When it comes to street photography, I think that the key word is – Wander! Fill your pockets with film, put your tripod over your shoulder, choose what you think will be an interesting part of town, and just wander the streets. Keep your eyes open, and look for interesting shop windows and street people. Peer down alleys. Look for squares, public markets, and quaint streets where buskers may hang out. Is a mechanic under a car? Could that barista or hot dog vendor make an interesting image? Look for people doing their jobs. Walk streets you’ve walked before – you may see a new image you missed last time.
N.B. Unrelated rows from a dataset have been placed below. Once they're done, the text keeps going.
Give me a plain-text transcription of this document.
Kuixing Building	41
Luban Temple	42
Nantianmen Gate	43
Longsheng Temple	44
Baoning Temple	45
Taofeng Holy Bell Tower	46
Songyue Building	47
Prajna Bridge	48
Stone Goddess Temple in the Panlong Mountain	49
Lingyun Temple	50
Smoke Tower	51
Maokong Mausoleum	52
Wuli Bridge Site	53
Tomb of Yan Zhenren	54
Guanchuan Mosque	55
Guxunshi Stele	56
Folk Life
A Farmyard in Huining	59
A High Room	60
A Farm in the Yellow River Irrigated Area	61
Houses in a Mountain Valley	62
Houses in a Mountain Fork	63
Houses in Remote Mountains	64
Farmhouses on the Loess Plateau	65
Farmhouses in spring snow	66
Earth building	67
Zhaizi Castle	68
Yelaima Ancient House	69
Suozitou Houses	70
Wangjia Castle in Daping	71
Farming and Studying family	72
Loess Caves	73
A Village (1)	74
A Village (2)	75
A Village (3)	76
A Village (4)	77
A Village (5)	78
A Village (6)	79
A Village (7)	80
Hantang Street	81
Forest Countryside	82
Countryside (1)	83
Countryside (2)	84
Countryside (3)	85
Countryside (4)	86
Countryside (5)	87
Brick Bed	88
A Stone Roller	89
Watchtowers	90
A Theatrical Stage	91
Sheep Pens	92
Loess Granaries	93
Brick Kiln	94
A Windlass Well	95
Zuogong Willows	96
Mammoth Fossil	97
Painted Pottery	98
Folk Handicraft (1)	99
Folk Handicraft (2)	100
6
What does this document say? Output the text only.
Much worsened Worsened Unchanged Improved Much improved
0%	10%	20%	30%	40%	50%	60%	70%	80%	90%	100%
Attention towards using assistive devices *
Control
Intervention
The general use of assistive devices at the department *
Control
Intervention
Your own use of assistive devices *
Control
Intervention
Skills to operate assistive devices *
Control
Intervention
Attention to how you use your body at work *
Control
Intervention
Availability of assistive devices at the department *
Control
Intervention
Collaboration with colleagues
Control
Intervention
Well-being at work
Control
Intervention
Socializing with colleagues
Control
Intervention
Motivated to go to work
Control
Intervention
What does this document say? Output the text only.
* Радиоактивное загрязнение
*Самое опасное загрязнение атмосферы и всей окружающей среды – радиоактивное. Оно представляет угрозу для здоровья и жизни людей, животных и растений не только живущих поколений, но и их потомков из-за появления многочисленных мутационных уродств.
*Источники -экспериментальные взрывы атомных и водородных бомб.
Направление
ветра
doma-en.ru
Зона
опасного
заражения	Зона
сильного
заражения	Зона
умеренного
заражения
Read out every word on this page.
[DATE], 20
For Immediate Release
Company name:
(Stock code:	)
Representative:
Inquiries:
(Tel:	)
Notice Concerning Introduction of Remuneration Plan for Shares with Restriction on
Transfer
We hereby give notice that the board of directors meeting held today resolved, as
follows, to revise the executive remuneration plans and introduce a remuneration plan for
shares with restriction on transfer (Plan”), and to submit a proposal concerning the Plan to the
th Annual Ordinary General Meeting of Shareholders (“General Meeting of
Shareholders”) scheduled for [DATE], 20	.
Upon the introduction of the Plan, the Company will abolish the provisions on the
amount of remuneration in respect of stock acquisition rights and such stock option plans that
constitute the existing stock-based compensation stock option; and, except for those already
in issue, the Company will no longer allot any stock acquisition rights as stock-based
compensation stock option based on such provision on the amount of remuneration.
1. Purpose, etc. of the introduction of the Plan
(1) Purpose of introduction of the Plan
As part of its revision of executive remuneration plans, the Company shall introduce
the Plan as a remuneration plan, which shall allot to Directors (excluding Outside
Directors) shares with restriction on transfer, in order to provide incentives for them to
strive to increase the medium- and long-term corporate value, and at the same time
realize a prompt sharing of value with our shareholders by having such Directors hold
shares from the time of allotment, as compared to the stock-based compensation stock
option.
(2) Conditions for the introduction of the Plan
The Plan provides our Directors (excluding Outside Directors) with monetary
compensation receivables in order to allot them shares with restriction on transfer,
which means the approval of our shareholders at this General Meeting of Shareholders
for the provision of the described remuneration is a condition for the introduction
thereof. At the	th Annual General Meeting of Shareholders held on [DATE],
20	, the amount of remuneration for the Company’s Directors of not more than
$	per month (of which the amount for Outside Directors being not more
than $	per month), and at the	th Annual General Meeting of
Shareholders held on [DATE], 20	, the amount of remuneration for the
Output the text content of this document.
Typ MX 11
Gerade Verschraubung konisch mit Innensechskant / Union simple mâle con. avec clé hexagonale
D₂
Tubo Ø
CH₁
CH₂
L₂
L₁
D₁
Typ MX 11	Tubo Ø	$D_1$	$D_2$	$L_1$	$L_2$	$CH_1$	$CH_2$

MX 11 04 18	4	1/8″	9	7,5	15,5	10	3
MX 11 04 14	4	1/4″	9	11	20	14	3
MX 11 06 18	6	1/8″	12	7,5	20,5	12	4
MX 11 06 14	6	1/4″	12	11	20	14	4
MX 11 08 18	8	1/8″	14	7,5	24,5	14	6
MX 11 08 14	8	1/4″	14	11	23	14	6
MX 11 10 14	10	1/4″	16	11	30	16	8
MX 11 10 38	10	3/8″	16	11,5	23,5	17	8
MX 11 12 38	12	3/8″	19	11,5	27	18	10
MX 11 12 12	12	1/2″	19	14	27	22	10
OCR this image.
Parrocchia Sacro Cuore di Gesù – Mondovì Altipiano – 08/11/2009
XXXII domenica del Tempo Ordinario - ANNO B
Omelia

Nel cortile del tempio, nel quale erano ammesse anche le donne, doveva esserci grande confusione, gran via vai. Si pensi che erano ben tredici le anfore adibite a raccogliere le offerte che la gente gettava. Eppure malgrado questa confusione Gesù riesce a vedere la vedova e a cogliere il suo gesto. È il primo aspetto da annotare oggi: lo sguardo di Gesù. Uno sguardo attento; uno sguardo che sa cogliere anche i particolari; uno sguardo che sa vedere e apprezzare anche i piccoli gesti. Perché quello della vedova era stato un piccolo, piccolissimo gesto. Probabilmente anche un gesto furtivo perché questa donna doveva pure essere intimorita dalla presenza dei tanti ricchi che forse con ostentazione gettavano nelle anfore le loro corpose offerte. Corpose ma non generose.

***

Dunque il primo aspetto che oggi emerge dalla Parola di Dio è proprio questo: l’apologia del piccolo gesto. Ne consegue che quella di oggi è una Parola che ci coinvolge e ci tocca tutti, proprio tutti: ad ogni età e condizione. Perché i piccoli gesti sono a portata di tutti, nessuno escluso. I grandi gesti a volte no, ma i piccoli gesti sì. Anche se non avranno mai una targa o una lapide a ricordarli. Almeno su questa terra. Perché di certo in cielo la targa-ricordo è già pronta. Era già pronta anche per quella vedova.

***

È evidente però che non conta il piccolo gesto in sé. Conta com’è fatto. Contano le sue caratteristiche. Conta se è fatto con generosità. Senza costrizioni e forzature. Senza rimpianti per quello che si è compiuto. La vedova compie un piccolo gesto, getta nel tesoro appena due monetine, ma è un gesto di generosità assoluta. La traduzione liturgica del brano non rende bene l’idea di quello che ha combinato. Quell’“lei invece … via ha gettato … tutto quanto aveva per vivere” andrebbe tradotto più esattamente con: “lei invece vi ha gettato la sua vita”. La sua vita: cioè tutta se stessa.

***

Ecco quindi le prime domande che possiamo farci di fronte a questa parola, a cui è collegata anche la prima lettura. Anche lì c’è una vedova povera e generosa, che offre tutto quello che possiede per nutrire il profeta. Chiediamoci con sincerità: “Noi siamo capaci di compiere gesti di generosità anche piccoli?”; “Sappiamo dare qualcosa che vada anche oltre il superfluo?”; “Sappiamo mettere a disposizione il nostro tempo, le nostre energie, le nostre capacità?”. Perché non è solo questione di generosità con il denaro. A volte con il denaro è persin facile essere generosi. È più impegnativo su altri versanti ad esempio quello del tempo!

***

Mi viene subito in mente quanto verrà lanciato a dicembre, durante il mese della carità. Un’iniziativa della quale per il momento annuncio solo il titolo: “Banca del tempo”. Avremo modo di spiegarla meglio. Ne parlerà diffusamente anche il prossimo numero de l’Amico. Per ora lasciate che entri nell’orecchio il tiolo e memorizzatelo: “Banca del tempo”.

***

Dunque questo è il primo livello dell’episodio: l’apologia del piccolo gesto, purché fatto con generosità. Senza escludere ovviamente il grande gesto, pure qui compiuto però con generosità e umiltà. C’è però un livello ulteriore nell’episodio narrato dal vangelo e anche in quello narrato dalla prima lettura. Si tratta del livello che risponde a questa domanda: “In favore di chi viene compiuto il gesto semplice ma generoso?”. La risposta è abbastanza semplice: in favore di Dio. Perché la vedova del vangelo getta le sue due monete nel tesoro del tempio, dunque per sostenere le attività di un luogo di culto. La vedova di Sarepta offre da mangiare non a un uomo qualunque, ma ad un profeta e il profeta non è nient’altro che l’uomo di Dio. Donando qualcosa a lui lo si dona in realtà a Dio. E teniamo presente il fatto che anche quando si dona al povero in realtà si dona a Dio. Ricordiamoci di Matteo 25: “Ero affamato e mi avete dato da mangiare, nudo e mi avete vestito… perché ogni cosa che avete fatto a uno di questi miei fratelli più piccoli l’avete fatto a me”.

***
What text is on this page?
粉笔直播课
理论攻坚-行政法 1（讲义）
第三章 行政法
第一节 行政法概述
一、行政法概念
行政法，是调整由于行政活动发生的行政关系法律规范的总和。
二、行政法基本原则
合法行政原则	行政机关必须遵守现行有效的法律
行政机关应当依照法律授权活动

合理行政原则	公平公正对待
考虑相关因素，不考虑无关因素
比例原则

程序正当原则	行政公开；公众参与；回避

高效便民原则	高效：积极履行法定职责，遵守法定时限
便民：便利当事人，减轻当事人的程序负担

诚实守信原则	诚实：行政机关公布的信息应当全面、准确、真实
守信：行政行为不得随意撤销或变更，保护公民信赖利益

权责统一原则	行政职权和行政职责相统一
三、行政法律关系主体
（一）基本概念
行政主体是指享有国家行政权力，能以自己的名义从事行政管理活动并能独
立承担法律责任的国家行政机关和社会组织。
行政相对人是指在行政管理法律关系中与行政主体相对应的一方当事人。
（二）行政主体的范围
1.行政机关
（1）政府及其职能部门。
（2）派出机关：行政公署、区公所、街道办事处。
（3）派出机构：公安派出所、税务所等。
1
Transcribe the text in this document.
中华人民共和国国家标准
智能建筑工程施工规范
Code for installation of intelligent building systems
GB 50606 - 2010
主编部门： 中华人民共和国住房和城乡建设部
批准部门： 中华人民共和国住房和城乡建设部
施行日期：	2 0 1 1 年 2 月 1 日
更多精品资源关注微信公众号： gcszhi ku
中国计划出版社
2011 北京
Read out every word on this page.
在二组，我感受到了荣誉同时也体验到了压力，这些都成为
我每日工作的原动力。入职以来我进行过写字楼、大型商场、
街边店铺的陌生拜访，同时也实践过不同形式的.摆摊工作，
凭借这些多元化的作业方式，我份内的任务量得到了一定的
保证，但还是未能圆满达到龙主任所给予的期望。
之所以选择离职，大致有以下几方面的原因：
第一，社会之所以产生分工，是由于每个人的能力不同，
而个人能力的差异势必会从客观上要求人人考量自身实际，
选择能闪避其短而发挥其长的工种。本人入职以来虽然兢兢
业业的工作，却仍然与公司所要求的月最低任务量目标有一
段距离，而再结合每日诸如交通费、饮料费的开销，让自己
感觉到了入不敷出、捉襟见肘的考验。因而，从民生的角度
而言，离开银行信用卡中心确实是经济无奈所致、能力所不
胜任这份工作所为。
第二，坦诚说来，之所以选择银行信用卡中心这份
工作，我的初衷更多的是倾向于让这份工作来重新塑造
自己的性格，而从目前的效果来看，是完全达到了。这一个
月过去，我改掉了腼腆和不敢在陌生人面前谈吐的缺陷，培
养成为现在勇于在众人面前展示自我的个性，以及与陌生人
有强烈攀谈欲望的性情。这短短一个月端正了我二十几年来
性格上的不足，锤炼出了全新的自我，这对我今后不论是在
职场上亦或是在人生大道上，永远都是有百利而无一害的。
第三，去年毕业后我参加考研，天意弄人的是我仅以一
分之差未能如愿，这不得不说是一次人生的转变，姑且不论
Being prepared to change exposure on a manual camera is important. Usually, I find two predominant exposure environments under any lighting conditions: full light on the street and sidewalk, and shade under buildings and awnings. The exposure difference is usually about two stops. With ISO 200-400 film, I try to set the shutter speed to the inverse of the focal length of the lens (1/100 second for the 100 mm lenses typically used with 120 6x9cm images). Often, on our typically overcast Pacific Northwest days, I have to push the shutter speed to 1/50 or 1/25 second and brace the camera carefully . Since black and white images seem to look best with maximum depth of field, I try to avoid using the lens wide open if at all possible. I will typically choose the most functional shutter speed, then open or close the lens by two stops as I encounter subjects on the sidewalk or beneath buildings and shift from light to shade.
This preacher was giving his illustrated lecture in Westlake Center in downtown Seattle, attended by a semicircle of onlookers. I snapped his image as unobtrusively as possible from the periphery of the crowd on Kodak VC-160 with my Ensign 16-20.
This image appeared in the Fall 2010 edition of Canadian Camera magazine.